PÉKIN (awp/afp) - Controversée lors de sa nomination il y a juste huit mois, la responsable de Twitter pour la Chine, où le réseau social reste bloqué, a annoncé samedi qu'elle démissionnait, tout en se félicitant de l'envolée du nombre d'"annonceurs" chinois ces dernières années.

Kathy Chen, nommée en avril directrice générale pour la "région Chine" (Chine continentale, Hong Kong, Macao, Taïwan), a indiqué samedi soir sur son compte Twitter: "C'est le bon moment pour moi de quitter l'entreprise".

"Nous déménageons les activités commerciales (de Hong Kong) à notre siège Asie-Pacifique (à Singapour)", qui "travaillera directement avec les annonceurs chinois", a-t-elle expliqué dans une longue série de tweets envoyés en plein réveillon.

A l'image d'autres plateformes occidentales comme YouTube, Facebook ou Instagram, Twitter est inaccessible en Chine continentale, bloqué par le vaste système de censure du régime communiste.

Faute de pouvoir toucher les internautes locaux, Twitter s'est efforcé de développer dans le pays des activités strictement commerciales, dont la rentabilité repose sur les recettes publicitaires, en convainquant entreprises et médias d'ouvrir des comptes pour "s'ouvrir à l'international".

De grands groupes, comme le géant des télécoms Huawei, et des médias d'Etat (l'agence Chine nouvelle ou la télévision centrale CCTV) ont ainsi fait leur apparition sur la plateforme de microblogs.

"Au cours des deux dernières années, nous avons gonflé de presque 400% notre base d'annonceurs dans la région Chine", avec "l'une des plus fortes progressions de revenus d'Asie-Pacifique", a insisté Mme Chen samedi.

Cette démission intervient deux mois après l'annonce d'une saignée de 9% dans les effectifs mondiaux de Twitter, qui peine à attirer de nouveaux utilisateurs.

Ce départ réveille également les vives controverses provoquées par la nomination de Kathy Chen au printemps dernier, quand des militants des droits de l'Homme et ONG s'étaient inquiétés de son CV.

Avant de rejoindre des groupes américains (Cisco, Microsoft...), Kathy Chen avait en effet travaillé dans les années 1980 et 1990 comme ingénieur informatique pour l'armée chinoise.

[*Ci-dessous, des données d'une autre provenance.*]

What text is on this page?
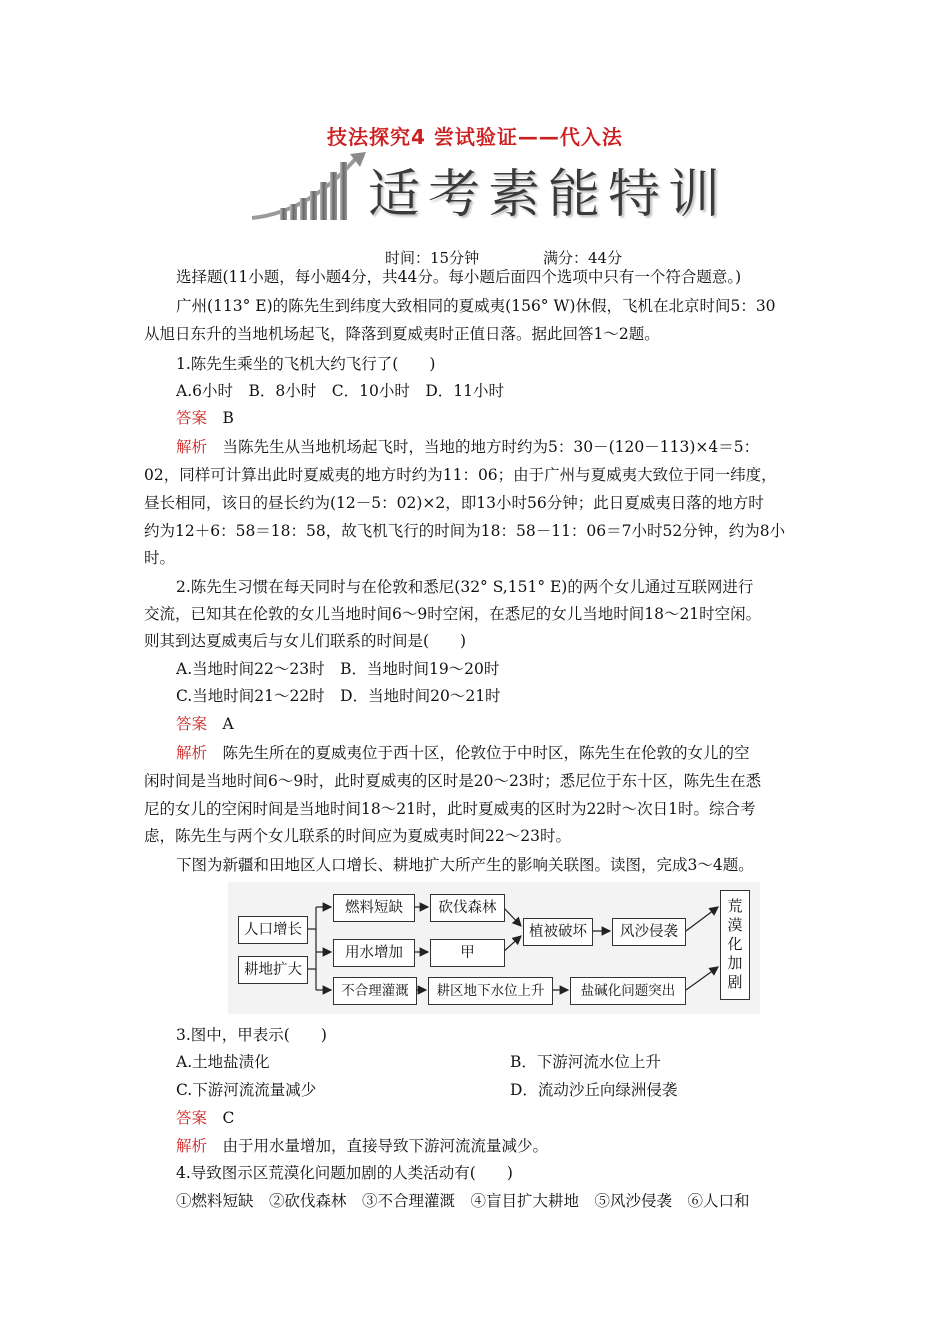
技法探究4 尝试验证——代入法
适考素能特训
时间：15分钟	满分：44分
选择题(11小题，每小题4分，共44分。每小题后面四个选项中只有一个符合题意。)
广州(113° E)的陈先生到纬度大致相同的夏威夷(156° W)休假，飞机在北京时间5：30
从旭日东升的当地机场起飞，降落到夏威夷时正值日落。据此回答1～2题。
1.陈先生乘坐的飞机大约飞行了(　　)
A.6小时　B．8小时　C．10小时　D．11小时
答案　 B
解析　 当陈先生从当地机场起飞时，当地的地方时约为5：30－(120－113)×4＝5：
02，同样可计算出此时夏威夷的地方时约为11：06；由于广州与夏威夷大致位于同一纬度，
昼长相同，该日的昼长约为(12－5：02)×2，即13小时56分钟；此日夏威夷日落的地方时
约为12＋6：58＝18：58，故飞机飞行的时间为18：58－11：06＝7小时52分钟，约为8小
时。
2.陈先生习惯在每天同时与在伦敦和悉尼(32° S,151° E)的两个女儿通过互联网进行
交流，已知其在伦敦的女儿当地时间6～9时空闲，在悉尼的女儿当地时间18～21时空闲。
则其到达夏威夷后与女儿们联系的时间是(　　)
A.当地时间22～23时　B．当地时间19～20时
C.当地时间21～22时　D．当地时间20～21时
答案　 A
解析　 陈先生所在的夏威夷位于西十区，伦敦位于中时区，陈先生在伦敦的女儿的空
闲时间是当地时间6～9时，此时夏威夷的区时是20～23时；悉尼位于东十区，陈先生在悉
尼的女儿的空闲时间是当地时间18～21时，此时夏威夷的区时为22时～次日1时。综合考
虑，陈先生与两个女儿联系的时间应为夏威夷时间22～23时。
下图为新疆和田地区人口增长、耕地扩大所产生的影响关联图。读图，完成3～4题。
人口增长
耕地扩大
燃料短缺
用水增加
不合理灌溉
砍伐森林
甲
耕区地下水位上升
植被破坏	风沙侵袭
盐碱化问题突出
荒
漠
化
加
剧
3.图中，甲表示(　　)
A.土地盐渍化	B．下游河流水位上升
C.下游河流流量减少	D．流动沙丘向绿洲侵袭
答案　 C
解析　 由于用水量增加，直接导致下游河流流量减少。
4.导致图示区荒漠化问题加剧的人类活动有(　　)
①燃料短缺　②砍伐森林　③不合理灌溉　④盲目扩大耕地　⑤风沙侵袭　⑥人口和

Elle avait également intégré en 1999 une firme liée à la Sécurité publique, pour élaborer un mécanisme "filtrant les informations potentiellement sensibles ou nocives" --selon une description de Mme Chen elle-même, exhumée par le Financial Times.

Or Twitter abrite une communauté très active d'intellectuels et dissidents chinois postant depuis l'étranger mais aussi depuis l'intérieur du pays grâce à des logiciels (VPN) contournant les blocages.

Le célèbre dissident pékinois Hu Jia avait qualifié de "trahison douloureuse" la nomination de Mme Chen.

Celle-ci n'avait guère rassuré en appelant dès ses débuts à "un partenariat très étroit" avec les médias d'Etat, dans un tweet public à Chine nouvelle. L'enthousiasme mis par le Global Times, quotidien porte-voix du Parti communiste, à prendre sa défense avait également jeté le trouble.